Dudbridge Frank, Gusnanto Arief, Koeleman Bobby P C
MRC Biostatistics Unit, Cambridge, UK.
Hum Genomics. 2006 Mar;2(5):310-7. doi: 10.1186/1479-7364-2-5-310.
Recent developments in the statistical analysis of genome-wide studies are reviewed. Genome-wide analyses are becoming increasingly common in areas such as scans for disease-associated markers and gene expression profiling. The data generated by these studies present new problems for statistical analysis, owing to the large number of hypothesis tests, comparatively small sample size and modest number of true gene effects. In this review, strategies are described for optimising the genotyping cost by discarding promising genes at an earlier stage, saving resources for the genes that show a trend of association. In addition, there is a review of new methods of analysis that combine evidence across genes to increase sensitivity to multiple true associations in the presence of many non-associated genes. Some methods achieve this by including only the most significant results, whereas others model the overall distribution of results as a mixture of distributions from true and null effects. Because genes are correlated even when having no effect, permutation testing is often necessary to estimate the overall significance, but this can be very time consuming. Efficiency can be improved by fitting a parametric distribution to permutation replicates, which can be re-used in subsequent analyses. Methods are also available to generate random draws from the permutation distribution. The review also includes discussion of new error measures that give a more reasonable interpretation of genome-wide studies, together with improved sensitivity. The false discovery rate allows a controlled proportion of positive results to be false, while detecting more true positives; and the local false discovery rate and false-positive report probability give clarity on whether or not a statistically significant test represents a real discovery.

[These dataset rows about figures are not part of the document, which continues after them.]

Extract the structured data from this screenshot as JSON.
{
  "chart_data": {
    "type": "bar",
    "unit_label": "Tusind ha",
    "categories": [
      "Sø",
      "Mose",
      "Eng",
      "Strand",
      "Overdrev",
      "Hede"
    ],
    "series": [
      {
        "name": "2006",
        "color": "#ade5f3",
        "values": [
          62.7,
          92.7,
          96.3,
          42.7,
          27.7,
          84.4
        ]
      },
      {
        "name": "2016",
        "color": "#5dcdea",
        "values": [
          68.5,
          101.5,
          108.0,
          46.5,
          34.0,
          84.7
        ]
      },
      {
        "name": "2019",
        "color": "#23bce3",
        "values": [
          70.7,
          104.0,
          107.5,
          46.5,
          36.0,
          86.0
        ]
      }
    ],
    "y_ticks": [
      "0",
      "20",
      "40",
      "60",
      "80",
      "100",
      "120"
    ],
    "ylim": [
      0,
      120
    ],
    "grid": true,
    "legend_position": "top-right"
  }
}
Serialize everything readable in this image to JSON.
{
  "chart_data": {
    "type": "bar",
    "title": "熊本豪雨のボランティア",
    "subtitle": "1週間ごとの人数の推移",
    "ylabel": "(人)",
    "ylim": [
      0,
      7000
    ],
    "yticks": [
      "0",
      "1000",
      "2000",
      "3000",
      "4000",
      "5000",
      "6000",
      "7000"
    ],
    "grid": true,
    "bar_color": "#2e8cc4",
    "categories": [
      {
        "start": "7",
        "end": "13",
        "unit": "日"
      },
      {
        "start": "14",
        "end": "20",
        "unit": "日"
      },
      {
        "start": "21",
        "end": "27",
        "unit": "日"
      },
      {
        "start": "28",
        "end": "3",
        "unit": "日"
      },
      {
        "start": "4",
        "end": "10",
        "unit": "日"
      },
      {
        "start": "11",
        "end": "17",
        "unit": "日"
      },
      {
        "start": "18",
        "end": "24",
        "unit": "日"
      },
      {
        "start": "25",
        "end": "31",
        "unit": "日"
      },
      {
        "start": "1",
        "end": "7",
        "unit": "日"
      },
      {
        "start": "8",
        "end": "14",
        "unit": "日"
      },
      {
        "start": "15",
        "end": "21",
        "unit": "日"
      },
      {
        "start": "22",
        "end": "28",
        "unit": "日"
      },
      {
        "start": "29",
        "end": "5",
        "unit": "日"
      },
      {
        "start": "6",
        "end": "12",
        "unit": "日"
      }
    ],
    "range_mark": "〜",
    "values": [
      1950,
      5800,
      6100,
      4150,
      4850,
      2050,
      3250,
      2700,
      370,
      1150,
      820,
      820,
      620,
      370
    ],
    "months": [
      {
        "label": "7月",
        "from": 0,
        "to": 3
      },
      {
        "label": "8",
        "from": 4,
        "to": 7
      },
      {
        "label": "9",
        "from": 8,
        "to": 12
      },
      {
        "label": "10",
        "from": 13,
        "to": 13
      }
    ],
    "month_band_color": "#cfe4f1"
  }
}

本文综述了全基因组研究统计分析的最新进展。全基因组分析在疾病相关标志物扫描和基因表达谱分析等领域正变得越来越普遍。这些研究产生的数据给统计分析带来了新问题,这是由于假设检验数量众多、样本量相对较小以及真正的基因效应数量有限。在本综述中,描述了通过在早期舍弃有前景的基因来优化基因分型成本的策略,从而为显示关联趋势的基因节省资源。此外,还综述了新的分析方法,这些方法整合跨基因的证据,以提高在存在许多非关联基因的情况下对多个真实关联的敏感性。一些方法通过仅纳入最显著的结果来实现这一点,而其他方法则将结果的总体分布建模为真实效应和无效效应分布的混合。由于即使基因没有效应时它们之间也存在相关性,因此通常需要进行置换检验来估计总体显著性,但这可能非常耗时。通过对置换重复拟合参数分布可以提高效率,该分布可在后续分析中重复使用。也有方法可从置换分布中生成随机抽样。本综述还讨论了新的误差度量,这些度量能对全基因组研究给出更合理的解释,同时提高敏感性。错误发现率允许在控制阳性结果中一定比例的错误的同时检测到更多真实阳性;局部错误发现率和假阳性报告概率则明确了具有统计学显著性的检验是否代表真正的发现。